会話の途中にもかかわらず荒い男は気分の向くままに尻尾を掴んでは少し抜いてみたり突っ込んでみたり、揺らしてくる。素直に一つ一つに反応してしまう自分も自分で、次第に喘ぎ声が大きくなってきているのを他人事のように感じ取っていた。
なにか、何かが来てしまう。むく、と勃起する連想をするも、貞操帯のおかげで上を向くことは叶わず、ミチミチと大きくはみ出して陰嚢を引っ張られる。
「?!あ゛あ゛あ゛ああっっ!!!や゛っ!おえいあぃ!!ぅああ!あああぁ!!!」
激痛が走る下半身に反っていた背中を逆に丸める。
後ろの棒が暴れるたびにくねらせたい衝動に駆られているのに、不用意に動けば前が引っ張られて痛い。
鐘久の頭はどうすればいいかわからないまま混乱で考えることができなくなっていった。
「あ!あぅ!いぁ、あうぃえ!!く、くゅ!きぁうぅ!!あ゛ああぁぁぁああぁぁ!!!!」
バチンと頭の中が弾けるような感覚とともに、一瞬全ての体の機能が停止した気がした。
「お?メスイキか?」
「……いえ。しかしドライではいけているようですね」
鐘久には男たちが冷静に見定める声も聞こえていないようで、支える力を失った四肢を曲げてどたりと倒れ込んだ。まだ動いているはずの後ろの棒にも反応できずはぁはぁと遠くを見やっている。
丁寧な男がスイッチを切り、鐘久を労った。
「よく頑張りましたね、仔猫様」
顔に近づけば酷い有り様が確認できた。
生理的にでた涙や汗で髪が頬にぺたりと張り付き、散々閉まらない口で叫んだおかげで涎がダラダラと垂れて台を湿らせていた。その台に倒れ伏したことで下にした肌も濡れている。
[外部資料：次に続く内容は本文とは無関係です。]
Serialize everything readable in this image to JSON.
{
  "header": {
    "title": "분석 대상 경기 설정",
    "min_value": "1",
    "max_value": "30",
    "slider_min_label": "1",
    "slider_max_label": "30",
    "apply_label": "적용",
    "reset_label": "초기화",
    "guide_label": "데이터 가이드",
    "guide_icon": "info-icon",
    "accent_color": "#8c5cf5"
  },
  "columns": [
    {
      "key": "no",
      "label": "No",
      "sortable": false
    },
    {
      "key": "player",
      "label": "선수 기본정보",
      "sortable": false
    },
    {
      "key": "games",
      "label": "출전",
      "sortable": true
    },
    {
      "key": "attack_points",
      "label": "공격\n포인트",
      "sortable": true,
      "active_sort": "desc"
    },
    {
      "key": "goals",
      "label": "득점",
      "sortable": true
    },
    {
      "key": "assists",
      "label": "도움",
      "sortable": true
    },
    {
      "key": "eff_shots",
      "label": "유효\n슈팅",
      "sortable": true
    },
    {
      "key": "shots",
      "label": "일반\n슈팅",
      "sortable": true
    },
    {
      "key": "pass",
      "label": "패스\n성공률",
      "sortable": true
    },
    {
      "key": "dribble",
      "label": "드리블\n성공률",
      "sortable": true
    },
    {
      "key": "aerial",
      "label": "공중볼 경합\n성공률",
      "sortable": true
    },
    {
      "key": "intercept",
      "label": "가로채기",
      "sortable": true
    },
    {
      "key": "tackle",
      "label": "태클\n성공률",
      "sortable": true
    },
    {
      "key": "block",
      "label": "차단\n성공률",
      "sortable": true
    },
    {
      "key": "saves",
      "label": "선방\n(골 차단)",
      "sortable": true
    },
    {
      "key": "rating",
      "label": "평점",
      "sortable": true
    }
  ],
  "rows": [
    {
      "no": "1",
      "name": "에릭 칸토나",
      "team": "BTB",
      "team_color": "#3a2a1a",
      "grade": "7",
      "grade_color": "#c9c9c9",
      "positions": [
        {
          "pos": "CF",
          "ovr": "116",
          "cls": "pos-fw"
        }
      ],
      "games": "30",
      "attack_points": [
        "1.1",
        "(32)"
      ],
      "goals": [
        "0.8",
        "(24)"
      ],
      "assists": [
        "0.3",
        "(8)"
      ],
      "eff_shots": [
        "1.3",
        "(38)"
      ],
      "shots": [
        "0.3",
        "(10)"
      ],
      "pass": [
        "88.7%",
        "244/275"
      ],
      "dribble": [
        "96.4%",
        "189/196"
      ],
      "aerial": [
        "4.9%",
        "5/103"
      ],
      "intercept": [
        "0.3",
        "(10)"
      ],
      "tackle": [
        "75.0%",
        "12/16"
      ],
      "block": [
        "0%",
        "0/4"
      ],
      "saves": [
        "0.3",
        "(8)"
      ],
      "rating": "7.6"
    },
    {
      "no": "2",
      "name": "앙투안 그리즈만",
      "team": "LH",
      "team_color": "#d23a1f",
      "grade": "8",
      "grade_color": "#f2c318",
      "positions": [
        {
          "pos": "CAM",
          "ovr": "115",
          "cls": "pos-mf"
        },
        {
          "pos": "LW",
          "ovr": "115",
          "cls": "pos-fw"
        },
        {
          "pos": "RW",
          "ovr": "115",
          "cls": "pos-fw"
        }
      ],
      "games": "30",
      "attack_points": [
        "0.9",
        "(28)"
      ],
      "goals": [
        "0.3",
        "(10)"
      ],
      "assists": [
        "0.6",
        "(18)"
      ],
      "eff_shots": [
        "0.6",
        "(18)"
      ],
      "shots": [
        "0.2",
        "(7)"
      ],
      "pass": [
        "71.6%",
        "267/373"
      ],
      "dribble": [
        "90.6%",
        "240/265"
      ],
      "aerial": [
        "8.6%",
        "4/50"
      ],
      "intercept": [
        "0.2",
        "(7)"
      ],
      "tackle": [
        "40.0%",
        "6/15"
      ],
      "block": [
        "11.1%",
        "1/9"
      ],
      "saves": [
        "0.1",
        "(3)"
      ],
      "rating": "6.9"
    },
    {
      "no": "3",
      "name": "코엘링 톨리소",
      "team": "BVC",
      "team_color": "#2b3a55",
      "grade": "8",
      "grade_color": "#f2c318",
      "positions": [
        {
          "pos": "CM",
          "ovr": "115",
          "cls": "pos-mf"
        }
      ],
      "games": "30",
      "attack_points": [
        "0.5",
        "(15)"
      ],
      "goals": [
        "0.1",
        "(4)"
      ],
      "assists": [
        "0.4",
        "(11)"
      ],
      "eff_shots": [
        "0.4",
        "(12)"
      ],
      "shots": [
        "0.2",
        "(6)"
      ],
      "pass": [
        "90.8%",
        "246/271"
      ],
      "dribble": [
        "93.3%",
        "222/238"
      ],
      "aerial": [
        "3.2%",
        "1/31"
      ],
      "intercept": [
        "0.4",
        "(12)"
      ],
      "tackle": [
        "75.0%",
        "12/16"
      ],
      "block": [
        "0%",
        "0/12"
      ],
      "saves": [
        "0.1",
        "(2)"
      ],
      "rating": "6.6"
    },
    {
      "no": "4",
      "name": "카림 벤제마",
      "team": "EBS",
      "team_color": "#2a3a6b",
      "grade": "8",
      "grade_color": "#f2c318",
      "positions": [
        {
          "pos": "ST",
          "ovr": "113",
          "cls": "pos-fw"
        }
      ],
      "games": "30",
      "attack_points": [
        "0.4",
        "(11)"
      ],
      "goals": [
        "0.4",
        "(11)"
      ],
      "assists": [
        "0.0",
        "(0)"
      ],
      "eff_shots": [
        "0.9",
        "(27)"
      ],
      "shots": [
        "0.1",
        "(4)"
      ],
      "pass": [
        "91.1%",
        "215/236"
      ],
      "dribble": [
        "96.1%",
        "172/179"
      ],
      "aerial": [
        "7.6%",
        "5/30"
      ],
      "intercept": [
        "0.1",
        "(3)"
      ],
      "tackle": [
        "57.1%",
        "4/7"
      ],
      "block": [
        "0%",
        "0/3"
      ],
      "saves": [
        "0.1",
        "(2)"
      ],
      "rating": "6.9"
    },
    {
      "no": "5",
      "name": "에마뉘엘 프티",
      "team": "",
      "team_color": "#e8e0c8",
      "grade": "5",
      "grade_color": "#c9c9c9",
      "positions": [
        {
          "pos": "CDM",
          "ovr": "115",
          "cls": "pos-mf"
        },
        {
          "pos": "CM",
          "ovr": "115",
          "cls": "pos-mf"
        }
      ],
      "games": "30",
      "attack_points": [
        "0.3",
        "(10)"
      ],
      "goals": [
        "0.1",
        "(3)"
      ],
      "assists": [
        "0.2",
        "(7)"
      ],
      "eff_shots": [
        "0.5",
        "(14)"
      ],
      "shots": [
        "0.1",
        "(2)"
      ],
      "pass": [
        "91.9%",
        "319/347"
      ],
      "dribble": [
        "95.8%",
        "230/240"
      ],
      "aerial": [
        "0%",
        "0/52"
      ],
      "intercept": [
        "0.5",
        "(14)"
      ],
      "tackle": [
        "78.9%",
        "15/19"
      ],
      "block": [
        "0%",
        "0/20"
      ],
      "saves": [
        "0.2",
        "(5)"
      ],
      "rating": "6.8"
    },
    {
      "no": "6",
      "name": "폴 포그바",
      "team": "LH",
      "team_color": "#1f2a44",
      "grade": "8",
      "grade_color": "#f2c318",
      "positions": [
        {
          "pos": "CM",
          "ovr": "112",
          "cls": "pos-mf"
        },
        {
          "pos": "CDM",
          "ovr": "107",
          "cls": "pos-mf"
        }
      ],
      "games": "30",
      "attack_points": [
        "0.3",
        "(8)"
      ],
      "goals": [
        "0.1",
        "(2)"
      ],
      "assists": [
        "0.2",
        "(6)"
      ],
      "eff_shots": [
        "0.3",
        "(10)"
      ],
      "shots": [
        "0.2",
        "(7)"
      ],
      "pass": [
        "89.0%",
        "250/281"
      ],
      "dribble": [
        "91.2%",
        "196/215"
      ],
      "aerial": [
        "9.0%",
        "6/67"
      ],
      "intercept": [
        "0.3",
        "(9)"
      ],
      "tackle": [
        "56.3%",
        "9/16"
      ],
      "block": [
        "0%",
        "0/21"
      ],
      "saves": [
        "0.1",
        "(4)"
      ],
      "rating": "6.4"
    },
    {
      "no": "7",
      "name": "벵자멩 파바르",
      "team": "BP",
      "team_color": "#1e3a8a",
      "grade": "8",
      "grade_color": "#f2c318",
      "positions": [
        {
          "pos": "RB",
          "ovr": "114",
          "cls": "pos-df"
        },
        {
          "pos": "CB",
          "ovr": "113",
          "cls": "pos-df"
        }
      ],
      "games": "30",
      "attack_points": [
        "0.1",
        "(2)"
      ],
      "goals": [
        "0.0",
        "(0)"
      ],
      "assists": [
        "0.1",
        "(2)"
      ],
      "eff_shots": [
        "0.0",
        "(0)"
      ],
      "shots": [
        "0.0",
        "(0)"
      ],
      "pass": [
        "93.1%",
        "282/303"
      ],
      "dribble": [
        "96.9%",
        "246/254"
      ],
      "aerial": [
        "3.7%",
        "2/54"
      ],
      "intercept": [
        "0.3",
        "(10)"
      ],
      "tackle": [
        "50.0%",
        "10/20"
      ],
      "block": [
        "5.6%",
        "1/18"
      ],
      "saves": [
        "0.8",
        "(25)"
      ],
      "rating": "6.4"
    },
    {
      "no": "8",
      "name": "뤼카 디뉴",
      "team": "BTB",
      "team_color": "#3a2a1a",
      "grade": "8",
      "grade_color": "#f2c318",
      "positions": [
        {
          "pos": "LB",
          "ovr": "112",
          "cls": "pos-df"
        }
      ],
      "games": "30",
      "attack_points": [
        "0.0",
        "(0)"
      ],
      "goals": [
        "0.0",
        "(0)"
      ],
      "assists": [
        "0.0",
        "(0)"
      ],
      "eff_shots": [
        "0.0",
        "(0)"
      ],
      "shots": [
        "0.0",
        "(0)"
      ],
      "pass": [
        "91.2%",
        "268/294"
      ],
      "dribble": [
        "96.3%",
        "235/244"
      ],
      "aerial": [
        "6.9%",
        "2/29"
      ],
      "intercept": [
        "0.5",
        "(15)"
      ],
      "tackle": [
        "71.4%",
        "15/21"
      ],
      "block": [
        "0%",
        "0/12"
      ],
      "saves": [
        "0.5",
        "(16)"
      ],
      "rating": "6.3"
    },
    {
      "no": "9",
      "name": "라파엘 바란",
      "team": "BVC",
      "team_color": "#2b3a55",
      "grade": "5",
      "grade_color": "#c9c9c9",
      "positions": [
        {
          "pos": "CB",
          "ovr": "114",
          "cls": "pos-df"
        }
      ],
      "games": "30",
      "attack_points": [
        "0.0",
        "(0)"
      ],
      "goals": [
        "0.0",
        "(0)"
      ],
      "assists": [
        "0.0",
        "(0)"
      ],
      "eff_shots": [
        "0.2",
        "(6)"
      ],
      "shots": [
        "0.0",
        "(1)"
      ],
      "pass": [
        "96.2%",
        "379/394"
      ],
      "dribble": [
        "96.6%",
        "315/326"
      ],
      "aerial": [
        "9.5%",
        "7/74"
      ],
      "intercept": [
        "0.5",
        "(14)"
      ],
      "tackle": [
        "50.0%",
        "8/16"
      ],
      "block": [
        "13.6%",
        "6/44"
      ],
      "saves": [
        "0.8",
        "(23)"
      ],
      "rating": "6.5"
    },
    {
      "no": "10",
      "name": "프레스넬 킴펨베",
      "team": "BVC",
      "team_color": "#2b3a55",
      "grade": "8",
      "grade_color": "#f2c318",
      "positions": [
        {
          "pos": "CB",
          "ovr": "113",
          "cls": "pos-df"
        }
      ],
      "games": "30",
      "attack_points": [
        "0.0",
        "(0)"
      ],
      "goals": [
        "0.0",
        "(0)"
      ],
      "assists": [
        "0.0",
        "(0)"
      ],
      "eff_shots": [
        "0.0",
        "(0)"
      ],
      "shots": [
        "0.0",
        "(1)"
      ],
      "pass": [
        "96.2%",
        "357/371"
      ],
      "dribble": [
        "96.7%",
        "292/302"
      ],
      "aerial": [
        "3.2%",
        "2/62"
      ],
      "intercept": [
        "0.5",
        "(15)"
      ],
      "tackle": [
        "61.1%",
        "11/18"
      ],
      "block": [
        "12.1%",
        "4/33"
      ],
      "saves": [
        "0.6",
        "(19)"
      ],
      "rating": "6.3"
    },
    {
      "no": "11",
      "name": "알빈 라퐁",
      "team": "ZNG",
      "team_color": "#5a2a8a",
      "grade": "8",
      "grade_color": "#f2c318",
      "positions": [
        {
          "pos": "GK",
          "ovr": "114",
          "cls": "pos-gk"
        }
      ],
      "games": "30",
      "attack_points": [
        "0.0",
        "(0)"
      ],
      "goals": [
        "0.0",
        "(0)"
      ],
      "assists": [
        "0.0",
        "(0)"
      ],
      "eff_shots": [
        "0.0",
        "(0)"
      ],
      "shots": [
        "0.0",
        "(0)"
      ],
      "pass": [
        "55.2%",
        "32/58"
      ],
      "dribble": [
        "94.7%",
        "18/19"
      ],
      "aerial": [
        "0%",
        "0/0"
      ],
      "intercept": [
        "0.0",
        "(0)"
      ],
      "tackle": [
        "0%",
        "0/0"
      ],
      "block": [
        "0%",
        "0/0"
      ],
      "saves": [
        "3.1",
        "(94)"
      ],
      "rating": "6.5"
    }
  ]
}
普段なら不快極まりない環境にも何も言えずにただピクピクと跳ねるだけの鐘久の腰を撫でると、「あぅ」と鳴いた。
「ご覧ください……お客様も大満足のようですよ」
丁寧な男が鐘久の耳元で囁く。鐘久は聞こえた声の意味すらも暫く噛み砕けずにいたが、ふわふわと視線を漂わせると、ガラス越しに1番近くで視認できる客と目が合った。
ねっとりとした目だった。
細くなった目から真っ黒な欲が底なしに広がっている気がする。
それは目に捉えた光を全て呑み込む。会場のライトを、湧き上がる歓声を―ガラス越しの鐘久を。
ヒッと声を上げたつもりだったがどうやら音にはなっておらず、固まった鐘久を丁寧な男が更に攻めた。
「そのうちこのドライが……この視線が病みつきになる日が来ます。楽しみにしていてくださいね」
男は鐘久の口からボールを外すと、丁寧にタオルで口周りを拭った。鐘久が喋れることを確認する。
「今日はこれができたら最後にしましょう」
そう言って伝えられた指示は今までの中でも1番耐えられないものだった。